What does this have to do with relationships? I would argue that just as a complaint from a customer is actually a request in disguise, the same holds true for relationships. Whether the parties involved are friends, relatives, or lovers when someone is complaining about YOU what they are really doing is making a request. Of course, when someone is complaining about you the likelihood that you will hear their complaint as a request is pretty minimal. Instead, you’re more likely to feel attacked and either counterattack that person or retreat (physically or emotionally) to avoid their “attack”.
But, I hear you saying, she ALWAYS leaves her toenail clippings on the bathroom counter and she knows I hate that. Don’t I have the right to complain?! Well, sure. It’s perfectly understandable that we become irritated with others from time to time because of things they do that annoy us. But ask yourself this, do you want the person to know that you’re annoyed or do you want them to behave differently? If you want them to become recalcitrant and you want them to remind you about the things that you do which annoy them, then by all means complain away. If you want them to listen to what you’re saying and entertain your point of view, then you will fare much better making a request.
Does that mean I can never complain about anything, you might wonder? There’s a song from the 1960’s by The Byrds called “Turn! Turn! Turn!” and it says that there is a time for everything. If your boss really got under your skin today and you would like to complain about it to your partner I think that is a wonderful idea. Relationships are supposed to be buffers from stress and one of the ways it works is your partner provides a safe place to share your frustration. However, if your partner does something that bothers you, instead of complaining, take a moment and rephrase the complaint in your mind as a request and then present the request to your partner. I think that you will find they are much more receptive to your request than they will be to a complaint. This doesn’t just apply to your partner however; this applies to anyone in your life that you have a relationship with.

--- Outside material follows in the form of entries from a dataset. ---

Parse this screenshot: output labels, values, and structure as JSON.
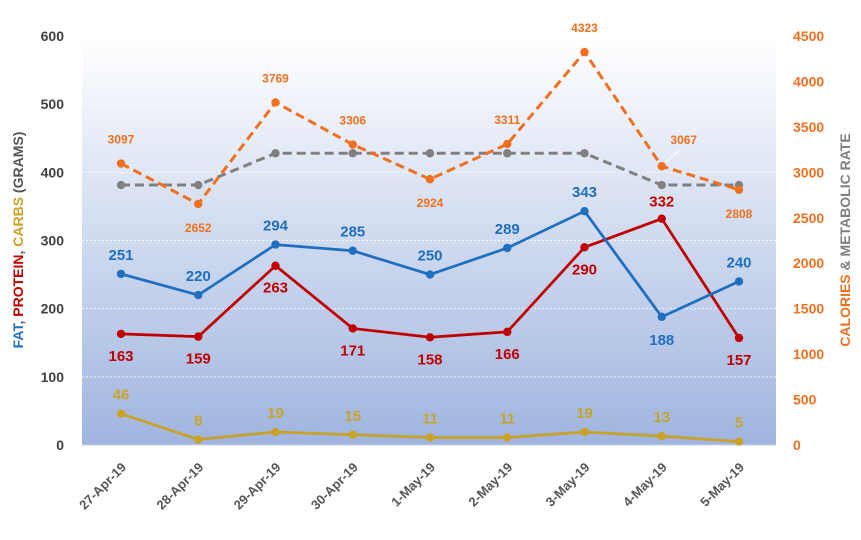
{
  "chart_data": {
    "type": "line",
    "categories": [
      "27-Apr-19",
      "28-Apr-19",
      "29-Apr-19",
      "30-Apr-19",
      "1-May-19",
      "2-May-19",
      "3-May-19",
      "4-May-19",
      "5-May-19"
    ],
    "left_axis": {
      "label_parts": [
        {
          "text": "FAT",
          "color": "#1f6fc0"
        },
        {
          "text": ", ",
          "color": "#555555"
        },
        {
          "text": "PROTEIN",
          "color": "#c00000"
        },
        {
          "text": ", ",
          "color": "#555555"
        },
        {
          "text": "CARBS",
          "color": "#c9a227"
        },
        {
          "text": " (GRAMS)",
          "color": "#555555"
        }
      ],
      "ylim": [
        0,
        600
      ],
      "ticks": [
        0,
        100,
        200,
        300,
        400,
        500,
        600
      ]
    },
    "right_axis": {
      "label_parts": [
        {
          "text": "CALORIES",
          "color": "#f07020"
        },
        {
          "text": " & METABOLIC RATE",
          "color": "#7f7f7f"
        }
      ],
      "ylim": [
        0,
        4500
      ],
      "ticks": [
        0,
        500,
        1000,
        1500,
        2000,
        2500,
        3000,
        3500,
        4000,
        4500
      ],
      "tick_color": "#f07020"
    },
    "series": [
      {
        "key": "fat",
        "axis": "left",
        "color": "#1f6fc0",
        "dashed": false,
        "labels": true,
        "label_position": "above",
        "values": [
          251,
          220,
          294,
          285,
          250,
          289,
          343,
          188,
          240
        ]
      },
      {
        "key": "protein",
        "axis": "left",
        "color": "#c00000",
        "dashed": false,
        "labels": true,
        "label_position": "below",
        "values": [
          163,
          159,
          263,
          171,
          158,
          166,
          290,
          332,
          157
        ]
      },
      {
        "key": "carbs",
        "axis": "left",
        "color": "#c9a227",
        "dashed": false,
        "labels": true,
        "label_position": "above",
        "values": [
          46,
          8,
          19,
          15,
          11,
          11,
          19,
          13,
          5
        ]
      },
      {
        "key": "calories",
        "axis": "right",
        "color": "#f07020",
        "dashed": true,
        "labels": true,
        "label_position": "mixed",
        "values": [
          3097,
          2652,
          3769,
          3306,
          2924,
          3311,
          4323,
          3067,
          2808
        ]
      },
      {
        "key": "metabolic_rate",
        "axis": "right",
        "color": "#808080",
        "dashed": true,
        "labels": false,
        "values": [
          2860,
          2860,
          3210,
          3210,
          3210,
          3210,
          3210,
          2860,
          2860
        ]
      }
    ],
    "background": {
      "gradient_top": "#ffffff",
      "gradient_bottom": "#9fb5df"
    },
    "grid": true
  }
}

What about on the other end of things? If your partner is complaining about something that you have done, can you pause and try to figure out what the request is behind their complaint? This can be a difficult task but doing so might stave off conflict and help build your relationship. First, you’ll need to ignore that gut reaction which tells you to point out what they have done that you don’t like, thereby launching your own complaint right back at them. Or maybe for you in that moment you just want to tune them out and get away from the situation. Either response does not address the underlying issue and leads your partner to feel that they have gone unheard. Instead, acknowledge what your partner has said by rephrasing and checking that you understand what they meant. Notice, you are not necessarily saying that you agree at this point, you are simply checking that you have understood. Next, ask your partner what they would like you to do differently. Again, repeat back to them what they have said and make sure that your understanding matches their intention. From here you can either agree to try and fill your partners request, or you can discuss your thoughts and feelings about the request if you do not fully agree. Whatever the outcome, I’m sure you can see how this will leave both people feeling much better than doing things the old way of complaining, having an argument, then not speaking about it until it comes up again as a complaint.